May 29, 2019

"This makes the butterfly in my chest alive."

A comment submitted for the old post, "Please don’t give them those eyebrows that look like black electrical tape or they won’t get job":



I hit delete, of course, and yet I did not want to crush the butterfly. Fly, butterfly, fly.

This gets the "translation" tag. I don't know whether that phrase is a literal translation of a phrase that's idiomatic in another language or whether the English phrase "I've got butterflies in my stomach" has been translated into a foreign language into something that then literally translates back into English as "This makes the butterfly in my chest alive."

5 comments:

Nonapod said...

My guess is that it's a canned response that's been translated from another language.
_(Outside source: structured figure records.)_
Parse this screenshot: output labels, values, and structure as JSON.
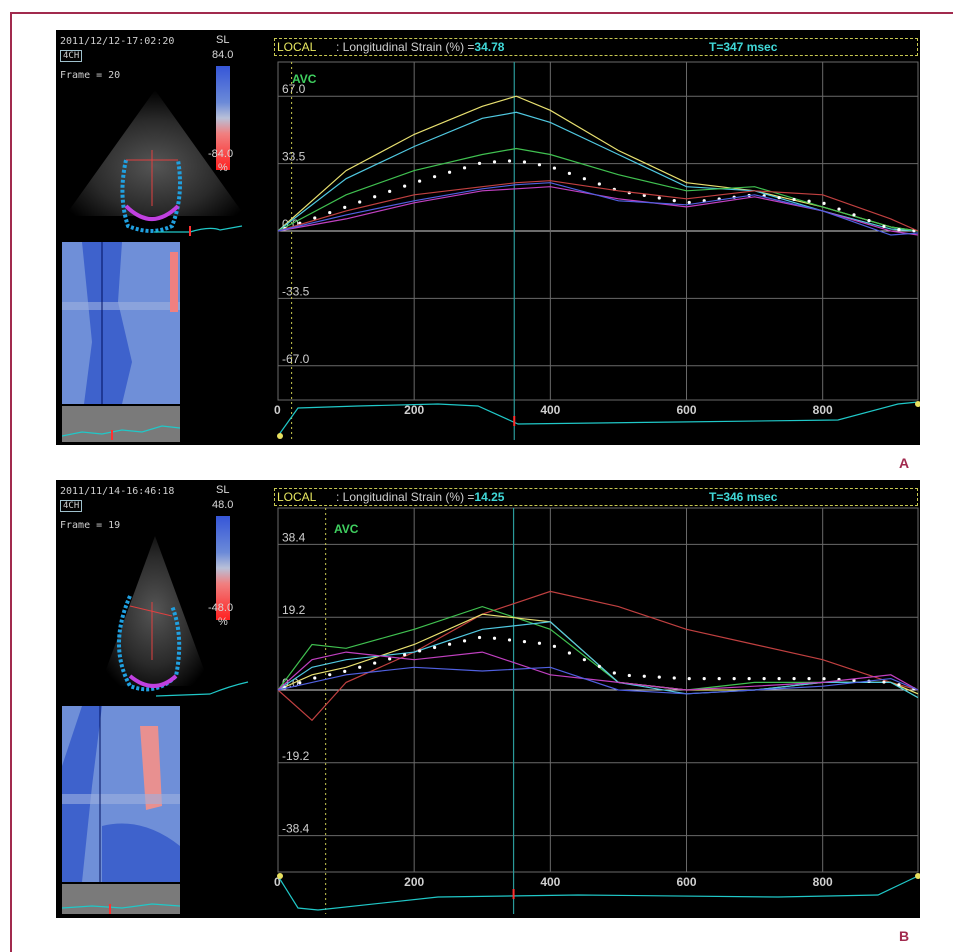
{
  "colors": {
    "frame": "#a12a4e",
    "grid": "#6a6a6a",
    "axis_text": "#cfcfcf",
    "local_label": "#e8e860",
    "value": "#40d8d8",
    "avc": "#40d060"
  },
  "panels": [
    {
      "letter": "A",
      "timestamp": "2011/12/12-17:02:20",
      "view": "4CH",
      "frame": "Frame = 20",
      "scale_label": "SL",
      "scale_max": "84.0",
      "scale_min": "-84.0",
      "scale_unit": "%",
      "header_local": "LOCAL",
      "header_title": ": Longitudinal Strain (%) =",
      "header_value": "34.78",
      "header_time": "T=347 msec",
      "avc_label": "AVC"
    },
    {
      "letter": "B",
      "timestamp": "2011/11/14-16:46:18",
      "view": "4CH",
      "frame": "Frame = 19",
      "scale_label": "SL",
      "scale_max": "48.0",
      "scale_min": "-48.0",
      "scale_unit": "%",
      "header_local": "LOCAL",
      "header_title": ": Longitudinal Strain (%) =",
      "header_value": "14.25",
      "header_time": "T=346 msec",
      "avc_label": "AVC"
    }
  ],
  "chart_data": [
    {
      "type": "line",
      "ylabel": "Longitudinal Strain (%)",
      "xlim": [
        0,
        940
      ],
      "ylim": [
        -84,
        84
      ],
      "yticks": [
        67.0,
        33.5,
        0.0,
        -33.5,
        -67.0
      ],
      "ytick_labels": [
        "67.0",
        "33.5",
        "0.0",
        "-33.5",
        "-67.0"
      ],
      "xticks": [
        0,
        200,
        400,
        600,
        800
      ],
      "xtick_labels": [
        "0",
        "200",
        "400",
        "600",
        "800"
      ],
      "cursor_x": 347,
      "avc_x": 20,
      "series": [
        {
          "color": "#e8e070",
          "x": [
            0,
            100,
            200,
            300,
            350,
            400,
            500,
            600,
            700,
            800,
            900,
            940
          ],
          "y": [
            0,
            30,
            48,
            62,
            67,
            60,
            40,
            24,
            20,
            12,
            2,
            0
          ]
        },
        {
          "color": "#50c8e0",
          "x": [
            0,
            100,
            200,
            300,
            350,
            400,
            500,
            600,
            700,
            800,
            900,
            940
          ],
          "y": [
            0,
            26,
            42,
            56,
            59,
            54,
            38,
            22,
            20,
            10,
            1,
            0
          ]
        },
        {
          "color": "#40c050",
          "x": [
            0,
            100,
            200,
            300,
            350,
            400,
            500,
            600,
            700,
            800,
            900,
            940
          ],
          "y": [
            0,
            18,
            30,
            38,
            41,
            38,
            28,
            20,
            22,
            12,
            2,
            0
          ]
        },
        {
          "color": "#ffffff",
          "dotted": true,
          "x": [
            0,
            100,
            200,
            300,
            350,
            400,
            500,
            600,
            700,
            800,
            900,
            940
          ],
          "y": [
            0,
            12,
            24,
            34,
            35,
            32,
            20,
            14,
            18,
            14,
            1,
            0
          ]
        },
        {
          "color": "#c04040",
          "x": [
            0,
            100,
            200,
            300,
            350,
            400,
            500,
            600,
            700,
            800,
            900,
            940
          ],
          "y": [
            0,
            10,
            18,
            22,
            24,
            25,
            20,
            16,
            20,
            18,
            6,
            0
          ]
        },
        {
          "color": "#c040c0",
          "x": [
            0,
            100,
            200,
            300,
            350,
            400,
            500,
            600,
            700,
            800,
            900,
            940
          ],
          "y": [
            0,
            6,
            14,
            20,
            21,
            22,
            16,
            12,
            17,
            10,
            0,
            -2
          ]
        },
        {
          "color": "#5060e0",
          "x": [
            0,
            100,
            200,
            300,
            350,
            400,
            500,
            600,
            700,
            800,
            900,
            940
          ],
          "y": [
            0,
            8,
            15,
            21,
            23,
            24,
            15,
            13,
            18,
            10,
            -2,
            -1
          ]
        }
      ]
    },
    {
      "type": "line",
      "ylabel": "Longitudinal Strain (%)",
      "xlim": [
        0,
        940
      ],
      "ylim": [
        -48,
        48
      ],
      "yticks": [
        38.4,
        19.2,
        0.0,
        -19.2,
        -38.4
      ],
      "ytick_labels": [
        "38.4",
        "19.2",
        "0.0",
        "-19.2",
        "-38.4"
      ],
      "xticks": [
        0,
        200,
        400,
        600,
        800
      ],
      "xtick_labels": [
        "0",
        "200",
        "400",
        "600",
        "800"
      ],
      "cursor_x": 346,
      "avc_x": 70,
      "series": [
        {
          "color": "#c04040",
          "x": [
            0,
            50,
            100,
            200,
            300,
            400,
            500,
            600,
            700,
            800,
            900,
            940
          ],
          "y": [
            0,
            -8,
            2,
            10,
            20,
            26,
            22,
            16,
            12,
            8,
            2,
            0
          ]
        },
        {
          "color": "#40c050",
          "x": [
            0,
            50,
            100,
            200,
            300,
            400,
            500,
            600,
            700,
            800,
            900,
            940
          ],
          "y": [
            0,
            12,
            11,
            16,
            22,
            16,
            2,
            0,
            2,
            2,
            2,
            -2
          ]
        },
        {
          "color": "#e8e070",
          "x": [
            0,
            50,
            100,
            200,
            300,
            400,
            500,
            600,
            700,
            800,
            900,
            940
          ],
          "y": [
            0,
            4,
            6,
            12,
            20,
            18,
            2,
            0,
            0,
            2,
            2,
            -1
          ]
        },
        {
          "color": "#50c8e0",
          "x": [
            0,
            50,
            100,
            200,
            300,
            400,
            500,
            600,
            700,
            800,
            900,
            940
          ],
          "y": [
            0,
            6,
            8,
            10,
            16,
            18,
            2,
            -1,
            0,
            2,
            2,
            -2
          ]
        },
        {
          "color": "#ffffff",
          "dotted": true,
          "x": [
            0,
            50,
            100,
            200,
            300,
            400,
            500,
            600,
            700,
            800,
            900,
            940
          ],
          "y": [
            0,
            3,
            5,
            10,
            14,
            12,
            4,
            3,
            3,
            3,
            2,
            0
          ]
        },
        {
          "color": "#c040c0",
          "x": [
            0,
            50,
            100,
            200,
            300,
            400,
            500,
            600,
            700,
            800,
            900,
            940
          ],
          "y": [
            0,
            8,
            10,
            8,
            10,
            4,
            2,
            0,
            1,
            2,
            4,
            0
          ]
        },
        {
          "color": "#5060e0",
          "x": [
            0,
            50,
            100,
            200,
            300,
            400,
            500,
            600,
            700,
            800,
            900,
            940
          ],
          "y": [
            0,
            2,
            4,
            6,
            5,
            6,
            0,
            -1,
            0,
            1,
            3,
            0
          ]
        }
      ]
    }
  ]
}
Basically I imagine that spam bots randomly select a blog post response from a lookup table. That response is then translated to whatever language the blog happens to be in. The purpose would be to defeat certain spam filters by mimicking enough legitimate posts so that they can then use the account for spam for longer periods.

Jamie said...

All that said, I'm feeling that "this makes the butterfly in my chest alive" is a phrase I need to add to the regular rotation. My kids will think I'm even more nerdy than they already do.

robother said...

When something makes the butterflies in your stomach move up to your chest = heartburn.

traditionalguy said...

The butterflies of death=Atrial Fibrillation.

DavidD said...

Sounds almost like something a toddler would say.